At the heart of that shift is culture – not culture in a narrow, arts-only sense, but culture in its widest possible meaning. What we value. How we spend time. Where we gather. What we celebrate.

Ipswich has always evolved this way. Where we once had a mill, we now have an international dance studio. Where there were public baths, there is now a live music venue. Where Ipswich once found its identity in Thomas Wolsey, it now shares it with Ed Sheeran. Different eras, different expressions – but the same underlying story of a town shaped by what people come together to do.

Traitors screening at The Church in Ipswich
A Traitors screening at The Church – once a place of worship, now a multi-purpose venue(Lee Walker)

That doesn’t mean retail disappears.

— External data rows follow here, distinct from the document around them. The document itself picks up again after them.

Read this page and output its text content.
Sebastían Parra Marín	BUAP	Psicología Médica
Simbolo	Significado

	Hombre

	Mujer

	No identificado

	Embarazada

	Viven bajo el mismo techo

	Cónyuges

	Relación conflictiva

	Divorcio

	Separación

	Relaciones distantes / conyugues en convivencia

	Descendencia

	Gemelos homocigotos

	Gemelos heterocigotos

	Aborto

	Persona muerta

In the same way Ipswich Town don’t always play out from the back, Ipswich as a place hasn’t abandoned shops. The retail that works, that has a clear purpose and offer, still scores goals. It still matters. It just sits within a broader system now.

A mixed approach isn’t a betrayal of the past; it’s an adaptation to the present.

The danger is that when change misfires, when a unit sits empty or a decision doesn’t land, that becomes the story. Just like the misplaced pass that leads to a goal, it reinforces the fear that the old way was safer. What we forget are the moments when change quietly works, when new patterns build confidence, footfall, momentum.

Progress has always involved risk. The question isn’t whether we eliminate it entirely – because we can’t – but whether we manage it intelligently, with purpose and with empathy for those who feel uneasy about it.

Because being cautious doesn’t make you wrong. But staying still, out of fear that something might go wrong, guarantees something else will.

Ipswich has always been at its best when it backs itself. On the pitch and off it.